NLIHC submitted comments regarding HUD’s proposed changes to the regulations for the public housing, Housing Choice Voucher, and Section 8 project-based rental assistance programs implementing income-calculation and income-review changes required by the “Housing Opportunity Through Modernization Act of 2016” (HOTMA). Comments were due November 18.
The proposed changes, published in the Federal Register on September 17, would implement HOTMA Sections 102, 103, and 104. Section 102 changes the requirements regarding income reviews for public housing and HUD’s Section 8 programs (the Housing Choice Voucher program and the Project-Based Rental Assistance [PBRA] program that assists privately owned multifamily properties). Section 103 modifies the continued occupancy standards of public housing residents whose incomes have grown above the thresholds for initial occupancy. Section 104 sets maximum limits on the assets of households living in public housing and Section 8 housing.
Various provisions of HOTMA were implemented by other HUD actions. For example, a Federal Register notice published on October 24, 2016, announced provisions that were effective immediately, and a Federal Register notice published on January 18, 2017, implemented multiple voucher program provisions unrelated to Sections 102, 103, and 104.
NLIHC signed on to a detailed comment letter submitted by the National Housing Law Project and Housing Justice Network. NLIHC also expressed support for the comments submitted by the Consortium for Citizens with Disabilities.
NLIHC’s comment letter emphasized key features in both letters, including:
When a household’s income decreases by 10% or more, HOTMA requires a public housing agency (PHA) or owner of a private multifamily property assisted with Section 8 Project-Based Rental Assistance to carry out an income review if a household requests one. HOTMA also allows a PHA or owner to establish a threshold lower than 10%. For households with incomes far below 30% of the area median income (AMI), a 10% threshold is too high; 10% of a meager income can cause extreme hardship, affecting a household’s ability to meet other critical daily needs. Therefore, NLIHC suggested lowering the threshold to 5% for households with incomes less than 20% of the AMI, roughly the average income for recipients of Supplemental Security Income (SSI).

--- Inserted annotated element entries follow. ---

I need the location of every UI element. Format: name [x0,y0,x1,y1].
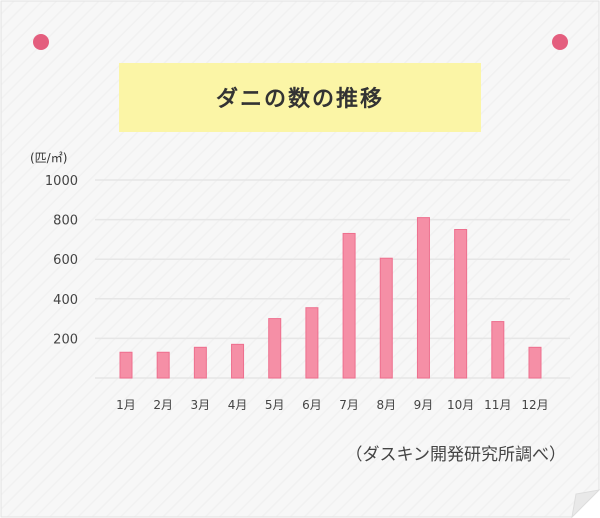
bar-8 [379,257,393,379]
bar-3 [193,346,207,379]
chart-title: ダニの数の推移 [216,86,384,112]
x-tick-label: 3月 [191,398,211,412]
y-axis-unit-label: (匹/㎡) [30,151,67,165]
x-tick-labels: 1月 2月 3月 4月 5月 6月 7月 8月 9月 10月 11月 12月 [116,398,548,412]
bar-10 [454,229,468,379]
x-tick-label: 2月 [153,398,173,412]
x-tick-label: 9月 [414,398,434,412]
bars [119,217,542,379]
bar-11 [491,321,505,379]
x-tick-label: 1月 [116,398,136,412]
gridlines [95,179,570,379]
bar-1 [119,351,133,379]
y-tick-label: 400 [53,293,78,308]
card-fold-corner [571,489,600,518]
y-tick-labels: 200 400 600 800 1000 [45,174,78,347]
bar-7 [342,232,356,379]
x-tick-label: 6月 [302,398,322,412]
bar-2 [156,351,170,379]
bar-5 [268,318,282,379]
x-tick-label: 5月 [265,398,285,412]
pin-left [33,34,49,50]
y-tick-label: 600 [53,253,78,268]
x-tick-label: 11月 [484,398,511,412]
x-tick-label: 12月 [521,398,548,412]
x-tick-label: 10月 [447,398,474,412]
title-band [119,63,481,132]
y-tick-label: 800 [53,214,78,229]
bar-6 [305,307,319,379]
x-tick-label: 4月 [228,398,248,412]
bar-12 [528,346,542,379]
bar-4 [231,343,245,379]
x-tick-label: 7月 [339,398,359,412]
source-note: （ダスキン開発研究所調べ） [346,445,567,465]
bar-9 [416,217,430,379]
y-tick-label: 200 [53,332,78,347]
pin-right [552,34,568,50]
x-tick-label: 8月 [376,398,396,412]
y-tick-label: 1000 [45,174,78,189]
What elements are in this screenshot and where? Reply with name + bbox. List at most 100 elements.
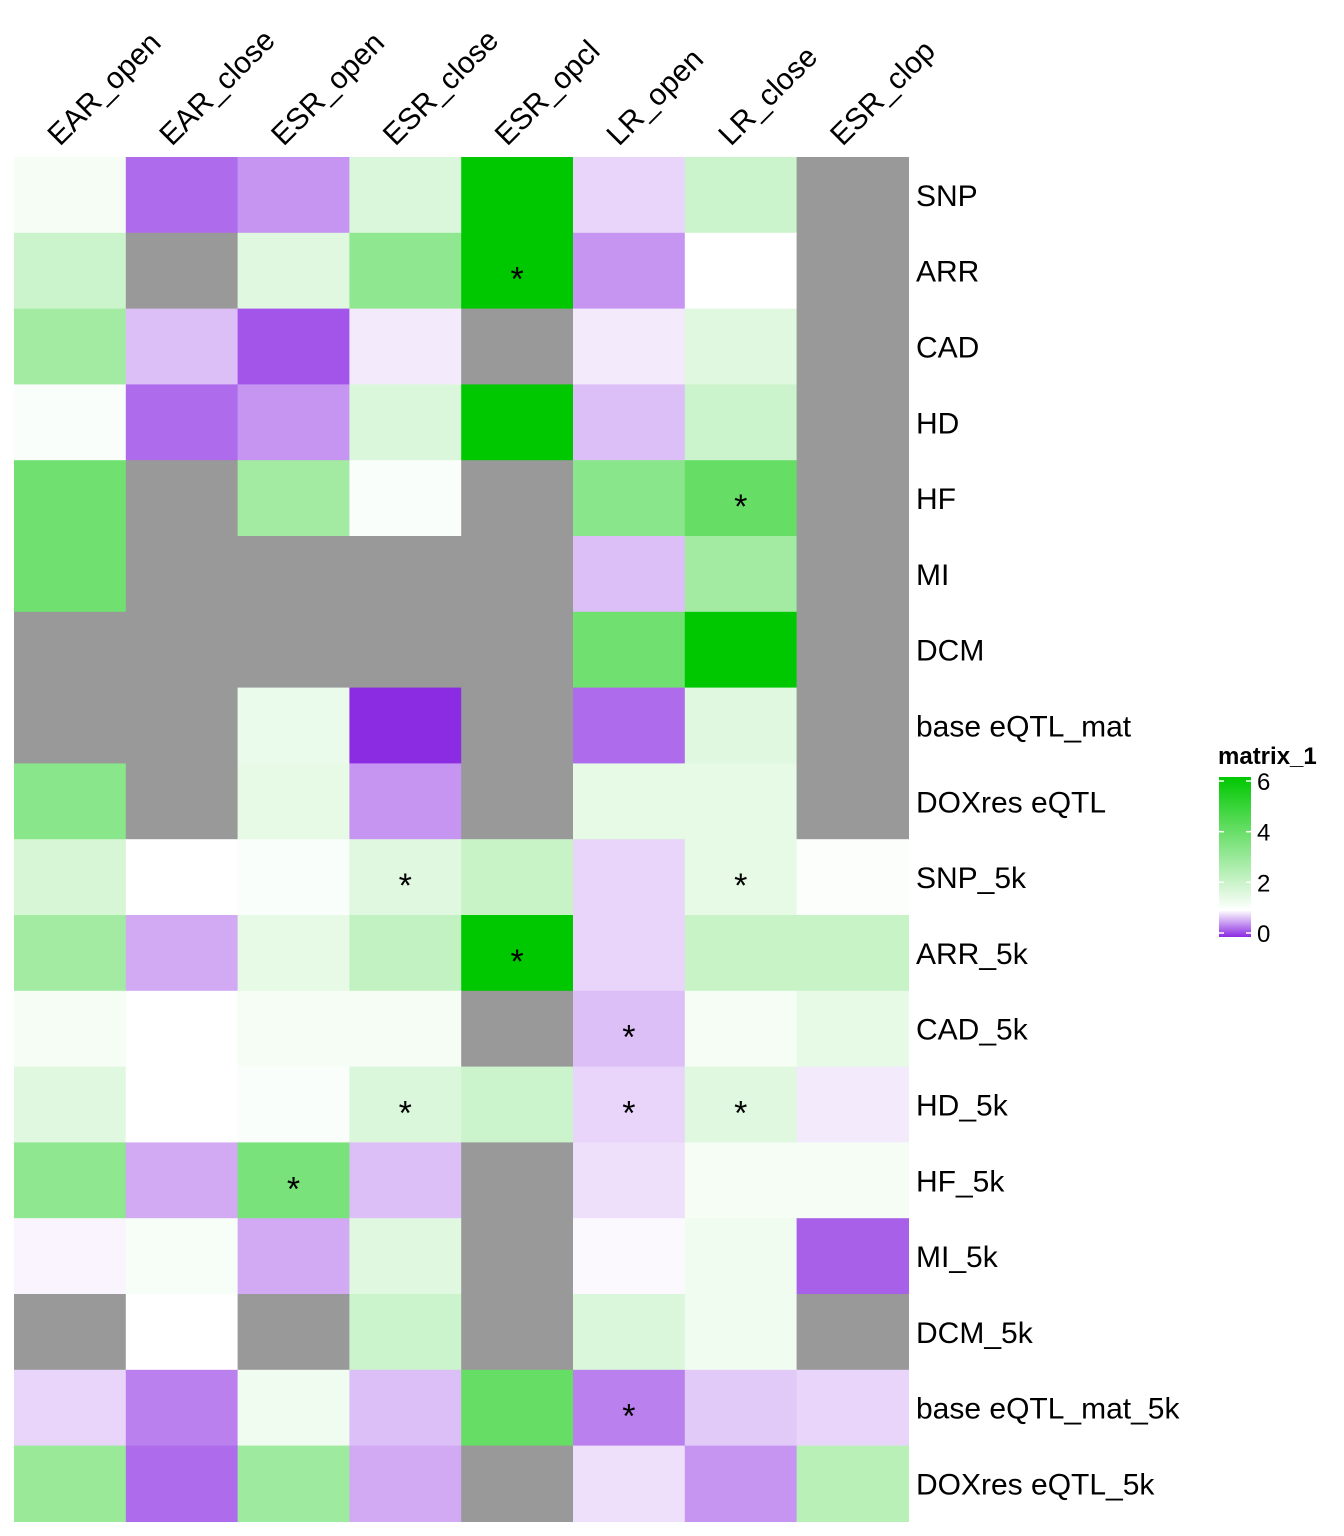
heatmap-cell <box>796 1218 909 1295</box>
heatmap-cell <box>125 611 239 689</box>
heatmap-cell <box>796 1445 909 1522</box>
heatmap-cell <box>125 763 239 840</box>
heatmap-cell <box>461 157 574 234</box>
heatmap-cell <box>349 1445 462 1522</box>
row-label: ARR <box>916 256 979 289</box>
heatmap-cell <box>684 1445 798 1522</box>
column-label: EAR_close <box>153 24 281 152</box>
column-label: ESR_opcl <box>489 34 607 152</box>
heatmap-cell <box>796 915 909 992</box>
heatmap-cell <box>796 1066 909 1143</box>
heatmap-cell <box>14 384 127 461</box>
heatmap-cell <box>349 1218 462 1295</box>
heatmap-cell <box>573 232 686 310</box>
heatmap-cell <box>461 1369 574 1447</box>
heatmap-cell <box>684 1369 798 1447</box>
heatmap-cell <box>684 1066 798 1143</box>
row-label: base eQTL_mat <box>916 711 1132 744</box>
row-label: MI_5k <box>916 1241 999 1274</box>
heatmap-cell <box>14 687 127 764</box>
heatmap-cell <box>349 915 462 992</box>
column-labels: EAR_openEAR_closeESR_openESR_closeESR_op… <box>42 24 942 152</box>
heatmap-cell <box>237 536 350 613</box>
heatmap-cell <box>461 384 574 461</box>
significance-star: * <box>622 1095 635 1133</box>
heatmap-cell <box>349 611 462 689</box>
heatmap-cell <box>461 1142 574 1219</box>
heatmap-cell <box>573 1294 686 1371</box>
heatmap-cell <box>237 687 350 764</box>
heatmap-cell <box>796 536 909 613</box>
heatmap-cell <box>796 384 909 461</box>
heatmap-cell <box>573 763 686 840</box>
heatmap-cell <box>125 308 239 385</box>
column-label: LR_close <box>712 40 824 152</box>
heatmap-cell <box>237 1142 350 1219</box>
heatmap-cell <box>573 990 686 1068</box>
heatmap-cell <box>237 611 350 689</box>
row-label: SNP <box>916 180 978 213</box>
heatmap-cell <box>14 1142 127 1219</box>
heatmap-cell <box>349 308 462 385</box>
heatmap-cell <box>349 232 462 310</box>
heatmap-cell <box>573 1369 686 1447</box>
heatmap-cell <box>125 1294 239 1371</box>
heatmap-cell <box>684 536 798 613</box>
heatmap-cell <box>125 384 239 461</box>
column-label: ESR_open <box>265 26 391 152</box>
heatmap-cell <box>349 990 462 1068</box>
heatmap-cell <box>237 1066 350 1143</box>
heatmap-cell <box>573 839 686 916</box>
heatmap-cell <box>573 384 686 461</box>
heatmap-cell <box>14 611 127 689</box>
heatmap-cell <box>237 384 350 461</box>
significance-star: * <box>734 1095 747 1133</box>
heatmap-cell <box>349 1369 462 1447</box>
heatmap-cell <box>684 990 798 1068</box>
heatmap-cell <box>14 1445 127 1522</box>
heatmap-cell <box>573 536 686 613</box>
legend-title: matrix_1 <box>1218 743 1317 770</box>
row-label: HF <box>916 483 956 516</box>
heatmap-cell <box>14 839 127 916</box>
heatmap-cell <box>125 460 239 537</box>
heatmap-cell <box>461 232 574 310</box>
column-label: ESR_close <box>377 24 505 152</box>
heatmap-cell <box>14 232 127 310</box>
significance-star: * <box>622 1398 635 1436</box>
heatmap-cell <box>14 990 127 1068</box>
heatmap-cells <box>14 157 909 1522</box>
row-label: base eQTL_mat_5k <box>916 1393 1180 1426</box>
heatmap-cell <box>14 1369 127 1447</box>
row-label: HF_5k <box>916 1165 1005 1198</box>
heatmap-cell <box>125 1445 239 1522</box>
heatmap-cell <box>573 460 686 537</box>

When a household’s income increases by 10% or more, HOTMA requires a PHA or owner to carry out an income review. This 10% threshold, however, can be especially burdensome for households with incomes far below 30% of the AMI. For example, a rent increase due to a 10% increase in income for a household with an income at 15% of the AMI can be a much greater financial hardship than for a household with an income at 60% of the AMI. HOTMA allows HUD to establish a different threshold.
NLIHC cited HUD’s Multifamily programs, which do not require an interim income reexamination until a household’s income increases more than $200 per month (Handbook 4350.3 REV-1, Chapter 7, Section 2, Subsection 7-10). Therefore, NLIHC urged HUD to use the existing Multifamily threshold, adjusted annually for inflation. Such a threshold would not only ease the rent increases for extremely low-income households, it would also lessen the burden on PHAs and owners of more frequent income redeterminations that also entail a full rent recalculation.
HUD proposes using TANF, SNAP, EITC, and Medicaid as safe harbor substitutes for determining income in order to streamline the process for residents and owners. NLIHC accepted SNAP and Medicaid as suitable safe harbors, and suggested HUD study SSI as a potential safe harbor. NLIHC opposed EITC as a safe harbor because it would unduly infringe upon a household’s privacy, given other personal information contained in a tax return. NLIHC also expressed doubts about using TANF as a safe harbor because of uncertainties regarding the formula used to determine incomes in this program.
NLIHC’s comment letter is at: https://bit.ly/2rH9aJo
Final versions of the NHLP/HJN and CCD letters were not available before this edition of Memo was distributed.